L'acne è una malattia infiammatoria cronica della pelle che coinvolge i follicoli piliferi e le ghiandole sebacee, causata da un eccesso di produzione di sebo, ostruzione dei pori e infiammazione batterica. Si manifesta con lesioni comedoniche (punti bianchi e punti neri, infiammatorie (papule/pustole), noduli e cisti, localizzate su viso, collo, schiena e torace. Nella maggior parte dei casi insorge in età adolescenziale per poi scomparire spontaneamente, ma può insorgere anche in età adulta, soprattutto nelle donne, colpendo prevalentemente il volto ed il collo.
A cosa è dovuta l’acne?
In generale, la patogenesi dell’acne è dovuta a diversi fattori concomitanti: ipercheratinizzazione dei follicoli pilo-sebacei, aumentata produzione di sebo, proliferazione batterica ed infiammazione; i fattori ormonali svolgono un ruolo fondamentale dato che tipicamente l’acne appare durante l’adolescenza, ma può verificarsi anche durante la gravidanza o il ciclo mestruale.
Una predisposizione genetica e dei fattori ambientali possono contribuire alla sua insorgenza o al suo peggioramento; stress, alimentazione, inquinamento, errata skin care sono dei fattori aggravanti.
Come si manifesta l’acne?
L’acne è caratterizzata dalla comparsa di lesioni cutanee quali pustole, punti bianchi e neri, cisti o noduli, che possono provocare prurito o una sintomatologia dolorosa più o meno intensa. Data la localizzazione a livello del volto, del collo e del tronco, può comportare anche un disagio di natura estetica, per tale ragione sono necessari dei trattamenti mirati per risolvere le manifestazioni cutanee ed evitare le recidive nel tempo; in questa maniera è possibile prevenire degli esiti cicatriziali, che se presenti su parti del corpo visibili potrebbero essere invalidanti dal punto di vista estetico. Una visita da un dermatologo specializzato è fondamentale per identificare con precisione la tipologia di acne e quindi la relativa cura, trattandosi di un disturbo che è bene non sottovalutare e che potrebbe nascondere patologie più gravi sia cutanee, che sistemiche.
Come prevenire l’acne adulta?
Per evitare che l’acne si presenti anche più volte in età adulta oltre ai controlli dermatologici periodici per individuare possibili avvisaglie occorre intervenire sui propri stili di vita, dato che lo stress e le cattive abitudini alimentari possono favorire l’insorgenza dell’acne.

Una dieta efficace contro l'acne mira a ridurre l'infiammazione e la produzione di sebo, privilegiando cibi a basso indice glicemico (integrali, verdure, legumi), Omega-3 (pesce grasso, noci) e antiossidanti, limitando invece latticini e zuccheri raffinati. Consumare regolarmente acqua, tè verde, frutta e verdura, preferendo cotture semplici, favorisce la salute cutanea.
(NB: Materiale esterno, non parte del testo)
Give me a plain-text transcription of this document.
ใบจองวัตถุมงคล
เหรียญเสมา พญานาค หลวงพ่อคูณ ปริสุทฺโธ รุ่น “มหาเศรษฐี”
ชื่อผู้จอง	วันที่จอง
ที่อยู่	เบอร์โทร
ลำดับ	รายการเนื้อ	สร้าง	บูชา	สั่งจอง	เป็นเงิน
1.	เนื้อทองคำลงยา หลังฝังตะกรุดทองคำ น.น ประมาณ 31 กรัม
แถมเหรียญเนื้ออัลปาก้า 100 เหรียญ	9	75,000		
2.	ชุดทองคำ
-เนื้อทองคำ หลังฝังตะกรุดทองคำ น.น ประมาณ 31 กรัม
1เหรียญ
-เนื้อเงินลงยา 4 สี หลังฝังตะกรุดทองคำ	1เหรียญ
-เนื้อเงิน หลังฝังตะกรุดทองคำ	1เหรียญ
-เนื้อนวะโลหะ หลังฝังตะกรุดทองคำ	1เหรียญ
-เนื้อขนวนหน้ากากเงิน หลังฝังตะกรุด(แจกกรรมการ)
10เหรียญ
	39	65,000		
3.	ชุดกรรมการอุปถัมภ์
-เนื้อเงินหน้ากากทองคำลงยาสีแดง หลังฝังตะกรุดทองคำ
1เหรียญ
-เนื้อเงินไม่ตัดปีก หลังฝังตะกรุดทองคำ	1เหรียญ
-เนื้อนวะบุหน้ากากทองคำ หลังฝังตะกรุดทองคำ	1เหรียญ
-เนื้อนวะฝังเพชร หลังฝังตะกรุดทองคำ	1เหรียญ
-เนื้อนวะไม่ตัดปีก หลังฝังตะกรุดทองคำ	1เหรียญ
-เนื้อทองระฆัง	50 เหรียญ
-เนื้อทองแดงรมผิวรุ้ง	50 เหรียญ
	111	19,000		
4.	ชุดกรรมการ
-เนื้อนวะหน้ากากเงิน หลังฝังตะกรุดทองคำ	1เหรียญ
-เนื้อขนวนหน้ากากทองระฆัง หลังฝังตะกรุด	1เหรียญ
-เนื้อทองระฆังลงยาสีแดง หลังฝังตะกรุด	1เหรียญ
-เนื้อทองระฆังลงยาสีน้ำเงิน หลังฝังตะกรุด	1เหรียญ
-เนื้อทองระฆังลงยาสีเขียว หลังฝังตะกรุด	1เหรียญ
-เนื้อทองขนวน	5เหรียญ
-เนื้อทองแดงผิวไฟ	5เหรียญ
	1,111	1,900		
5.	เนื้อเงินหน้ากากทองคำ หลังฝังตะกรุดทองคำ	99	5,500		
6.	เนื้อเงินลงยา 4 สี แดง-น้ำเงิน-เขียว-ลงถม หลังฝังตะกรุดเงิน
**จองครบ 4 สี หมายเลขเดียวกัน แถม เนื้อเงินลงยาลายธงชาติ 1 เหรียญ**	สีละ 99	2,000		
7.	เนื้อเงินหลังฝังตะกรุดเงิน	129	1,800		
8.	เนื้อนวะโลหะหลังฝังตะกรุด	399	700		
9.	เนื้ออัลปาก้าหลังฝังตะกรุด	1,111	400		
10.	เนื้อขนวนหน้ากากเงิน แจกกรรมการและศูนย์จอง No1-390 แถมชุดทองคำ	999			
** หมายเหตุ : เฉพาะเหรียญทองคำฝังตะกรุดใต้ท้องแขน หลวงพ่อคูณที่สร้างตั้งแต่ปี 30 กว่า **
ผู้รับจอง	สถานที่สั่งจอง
Come curare l’acne adulta?
La terapia dell’acne varia in base alle caratteristiche cliniche del paziente; nelle forme lievi è spesso sufficiente solamente una terapia locale con creme specifiche in base al tipo di lesioni, nelle forme moderate e severe spesso tale approccio non è sufficiente ed è talvolta necessario ricorrere a terapie farmacologiche. Nella cura di tale condizione è necessario spiegare al paziente che l’acne dura solitamente alcuni anni e va gestita in base alle sue manifestazioni e nelle forme adulte spesso si può cronicizzare e durare diversi anni.
Oltre alla gestione delle lesioni acute, è possibile trattare anche quelle cicatriziali, esito di alcune forme acneiche. A tal proposito sono di fondamentale importanza la terapia laser e i peeling chimici che possono ridurre nel tempo le cicatrici favorendo la produzione di collagene. Infine, per ridurre il rischio di recidive, occorre suggerire il mantenimento di stili di vita adatti e di controlli periodici, in modo da mantenere la pelle perfettamente idratata ed elastica e poter intervenire tempestivamente, fin dai primi sintomi dell’acne.